Back to Harrisburg.

From camp near Washington to Harrisburg, there a closing of accounts with the Government that had, with the loss of 400,000 Loyal Lives and the crippling of 300,000 Union Soldiers, and the agonies of the sorrows which never could be told off, been made altogether free.

Into the hands of each Comrade was placed a printed copy of the following paper: "Parting as a Band of Brothers, let us cling to the memory of those tattered banners, under which we have fought together, and which, without dishonor, we have just now restored to the authorities who placed them in our hands. Till we grow gray-headed and pass away, let us sustain the reputation of this noble Regiment.

"Fortune threw together two organizations, the 84th and 57th, to make the present command. Both Regiments have been in the service since the beginning of the strife, and the records of both will command respect in all coming time. Very many of those who were enrolled with us have fallen, and their graves are scattered here and there throughout the South. We shall not forget them, and the people of this Nation must and will honor their memory. Comrades, Farewell."

Then with certificates of Honorable Muster-Out, all matters of detail faithfully completed, and the 8th day of July, 1865, at hand, the "Old Regimental Home" was gone, and forever.

The War is over! But not so with its splendid achievements, its grand and far reaching results.

Never was conflict waged to a better and surer end. Never a result attained bearing so completely upon true Governmental Economy.

To the Revolution of '75 we are indebted for the rebellion of '61. The Revolution stands out the more grandly because of the resulting text—the rebellion. The rejection of the latter was the upholding of the principles of the former; posterity's emphatic endorsement of a valued ancestry.

Victories may be great, but not always just. Conquerors have vanquished peoples and thereby encompassed countries within their toils, and then regretted there was not more to do on the same line. But their doing was only the accomplishment of personal gain, the satisfaction of selfish purpose. With them war was a thing sought after, not a calamity to be avoided.

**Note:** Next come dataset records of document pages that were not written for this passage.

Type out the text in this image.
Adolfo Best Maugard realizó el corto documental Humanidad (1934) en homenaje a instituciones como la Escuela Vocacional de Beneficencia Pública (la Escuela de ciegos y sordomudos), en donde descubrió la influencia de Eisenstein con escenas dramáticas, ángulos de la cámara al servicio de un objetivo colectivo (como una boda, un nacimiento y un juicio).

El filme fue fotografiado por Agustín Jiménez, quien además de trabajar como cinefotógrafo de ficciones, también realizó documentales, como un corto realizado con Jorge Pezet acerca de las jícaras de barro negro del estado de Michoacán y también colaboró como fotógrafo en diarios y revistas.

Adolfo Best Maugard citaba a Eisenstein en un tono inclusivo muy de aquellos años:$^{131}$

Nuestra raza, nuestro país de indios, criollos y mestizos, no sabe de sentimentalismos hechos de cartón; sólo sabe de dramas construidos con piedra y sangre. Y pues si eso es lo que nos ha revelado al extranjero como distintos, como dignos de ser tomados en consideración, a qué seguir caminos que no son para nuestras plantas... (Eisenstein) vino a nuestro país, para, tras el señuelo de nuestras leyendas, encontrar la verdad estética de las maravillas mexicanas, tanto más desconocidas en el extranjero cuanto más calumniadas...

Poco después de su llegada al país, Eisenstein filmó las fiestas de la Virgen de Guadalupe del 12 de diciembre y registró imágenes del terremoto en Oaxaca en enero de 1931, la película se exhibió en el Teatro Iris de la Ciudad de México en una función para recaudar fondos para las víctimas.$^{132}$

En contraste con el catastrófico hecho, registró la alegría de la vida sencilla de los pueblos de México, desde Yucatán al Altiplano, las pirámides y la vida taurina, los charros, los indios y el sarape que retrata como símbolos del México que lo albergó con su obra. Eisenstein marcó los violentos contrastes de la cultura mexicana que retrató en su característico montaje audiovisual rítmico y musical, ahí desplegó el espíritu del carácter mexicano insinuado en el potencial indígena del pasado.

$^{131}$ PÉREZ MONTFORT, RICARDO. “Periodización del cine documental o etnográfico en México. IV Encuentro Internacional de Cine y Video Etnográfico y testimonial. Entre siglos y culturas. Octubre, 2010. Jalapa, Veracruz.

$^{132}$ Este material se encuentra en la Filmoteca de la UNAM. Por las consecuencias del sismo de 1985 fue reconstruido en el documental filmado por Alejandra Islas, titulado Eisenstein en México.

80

Justice was not their polar star, nor did they seek the moral sphere as the place of their habitation. With them war was a vocation ordinary, and life and morals considerations secondary. Public standing and landed interests were made to depend upon military record. Conquered territory was divided as would be now the spoils of the theft, among the participators in the act and in proportion to the extent of the service done. What a mistake, how grievous a wrong, to review on the printed page the tenacity of an Alexander, or the vigor of a Napoleon, for the purpose of comparing the wars of their armies with the deeds of patriotism and of valor that moved the six fighting years of the Revolution, or the four years of the rebellion.